Monday, April 17, 2017

Life in the Shadow of Death



Life in the shadow of death is a perplexing whirlwind of reflections, deliberations, and theorizations while staggering to bear the weight of a sudden collision with grief. Shock is a horrifically peculiar feeling. It’s a strange “other worldly” experience of not comprehending anything, yet understanding everything. Shock sends my otherwise steady legs tumbling, and my lungs gasping as my whole inner being is racked with uncontrollable sobs tearing through my body and resonating with the Father’s cry on Calvary. Scripture floods my memory and I cling.
My mind spins contemplating my course of action. My husband lovingly instructs me through the fog. This forty-two year old woman needed someone to tell her what to do: Get a flight. Leave to today. You need to go home. Care comes in the form of tiny hands gingerly packing my bags; while I will my mind to think coherently, and my feet to tread the necessary steps that have been dictated by a phone call. A call which I knew to expect at some point in my life- just not today. The answer, at least for one, has been given to my New Year’s Eve question which I’ve been asking myself for the last six years, “Is this the year I’ll lose one of my parents?” The answer is hollow and numbing.
I am emotionless as I make my way through the airport to board an unexpected flight. After finding my gate, I locate the women’s restroom because when your mama dies, you find a stall, put on praise music and worship your way through the pain.
Life in the shadow of death leaves you grappling with emotions from sadness to laughter and back again. The Scripture exclaims, “Where, O death, is your sting?” (1 Cor 15:55) Sitting on this side of heaven the sting is real. It’s painful. It’s pursuing and unrelenting. Life goes on, and everything has changed, yet everything is the same. The lens in which I gaze appears gray and dim, all color has been chased away.
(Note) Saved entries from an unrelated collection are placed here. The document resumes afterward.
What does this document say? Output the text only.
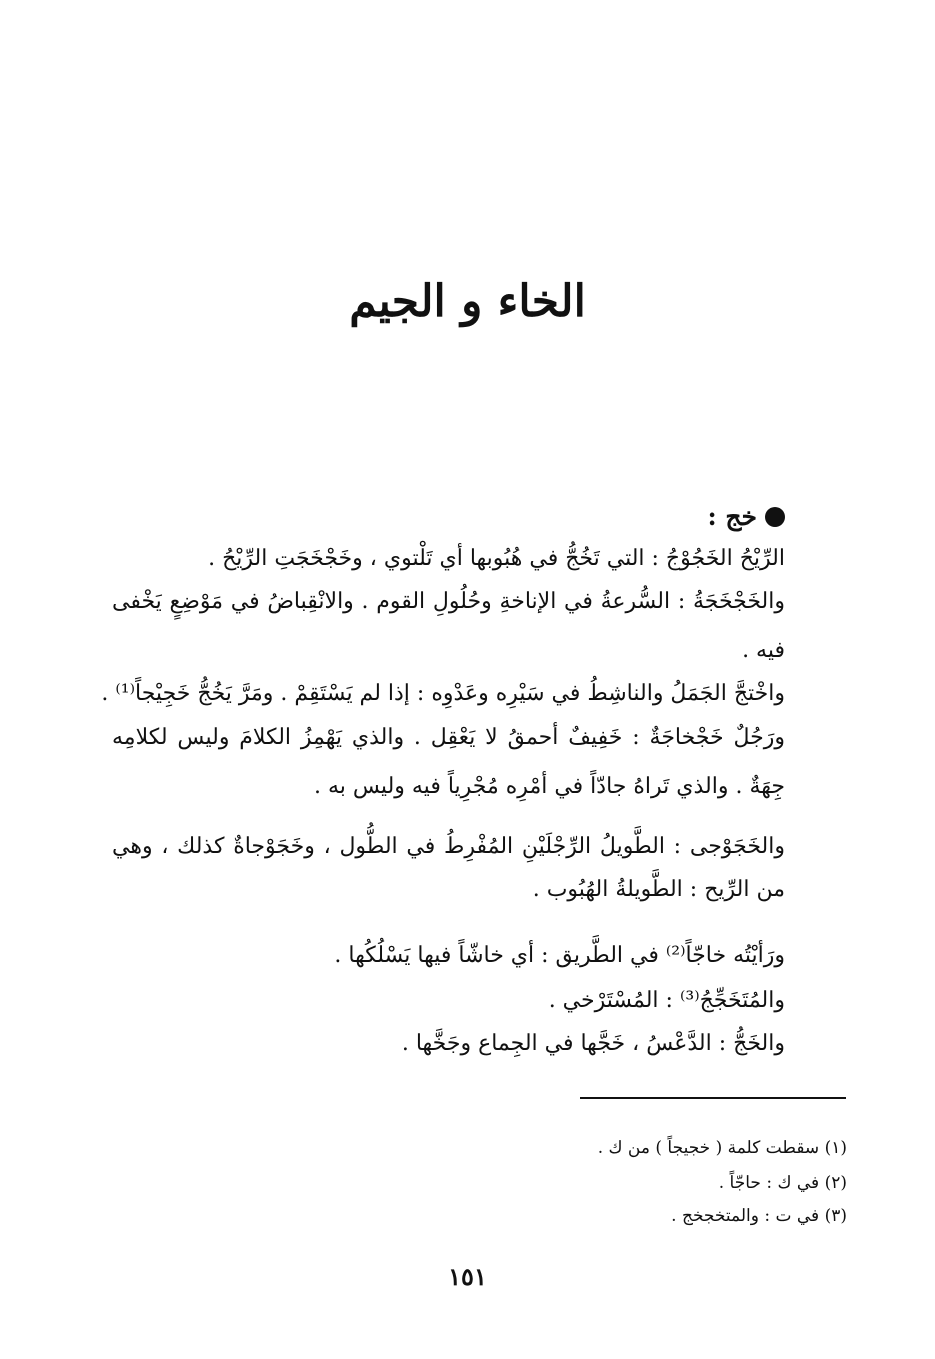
الخاء و الجيم
خج :
الرِّيْحُ الخَجُوْجُ : التي تَخُجُّ في هُبُوبها أي تَلْتوي ، وخَجْخَجَتِ الرِّيْحُ .
والخَجْخَجَةُ : السُّرعةُ في الإناخةِ وحُلُولِ القوم . والانْقِباضُ في مَوْضِعٍ يَخْفى
فيه .
واخْتجَّ الجَمَلُ والناشِطُ في سَيْرِه وعَدْوِه : إذا لم يَسْتَقِمْ . ومَرَّ يَخُجُّ خَجِيْجاً⁽¹⁾ .
ورَجُلٌ خَجْخاجَةٌ : خَفِيفٌ أحمقُ لا يَعْقِل . والذي يَهْمِزُ الكلامَ وليس لكلامِه
جِهَةٌ . والذي تَراهُ جادّاً في أمْرِه مُجْرِياً فيه وليس به .
والخَجَوْجى : الطَّويلُ الرِّجْلَيْنِ المُفْرِطُ في الطُّول ، وخَجَوْجاةٌ كذلك ، وهي
من الرِّيح : الطَّويلةُ الهُبُوب .
ورَأيْتُه خاجّاً⁽²⁾ في الطَّريق : أي خاشّاً فيها يَسْلُكُها .
والمُتَخَجِّجُ⁽³⁾ : المُسْتَرْخي .
والخَجُّ : الدَّعْسُ ، خَجَّها في الجِماع وجَخَّها .
(١) سقطت كلمة ( خجيجاً ) من ك .
(٢) في ك : حاجّاً .
(٣) في ت : والمتخجخج .
١٥١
Glimmers of light, of love, and laughter seek to penetrate the shadows cast by death through constant reminders of life being lived before me.
Memories taunt me as they pass in my mind’s eye bringing joy mingled with sadness. Always a mingling of sadness for that which is no more, but the guarantee of heaven is my enduring hope. Each day mocks me, daring me to make today what will be a memory tomorrow. Memories are a double-edged sword to be cherished; while at the same time they tenaciously inflict the stinging reminder that death looms for all and suffering is no respecter of persons. After all, the One that forgave my sins and captured my heart is knowns as “A Man of Sorrows.” How then could I expect less? But, I wonder: What was Jesus’ countenance while “being acquainted with grief?” Did it show on his face? Did he lament to others? Did he hide behind a less than genuine smile? How does one “count it all joy” when one can barely think to count?
Life in the shadow of death leaves us desolate and pining for the emptiness to cease, the quiet to implode, darkness to illuminate, anxiety to quiver, and fear to hide. The deserted rooms once filled with a lively essence are now uninhabited except for the evidence of life once lived within its walls. Everything sits untouched just as she left it. My eyes take it in-do I dare touch or move anything? Her red purse is on the couch filled with that which is personal. I watch my father, tears streaming down his face, fumble through the inner pockets…questioning…lamenting. I’m inexperienced in this fate and everything seems surreal. I expect her to push her walker into the room at any moment, but the moment never comes.
Life in the shadow of death threatens with depression, and leaves me grappling for days filled with joy. This in turn racks me with guilt knowing there’s much to be thankful, and my children need their mother. But, how do I shake the immutable thoughts that relentlessly pummel my mind threatening to take me under?
When the anguish of funeral plans are made, final resting places chosen, and the finality of this life hits you by virtue of a “circus rose” laden casket; the only way to stand is to be supernaturally held by the One who stands in victory over this messy thing called death.

As I daily put one foot in front of the other, pressing on with the days I have allotted, my vision is a little clearer, my focus is a bit sharper, time has become more precious, and family is worth more than words.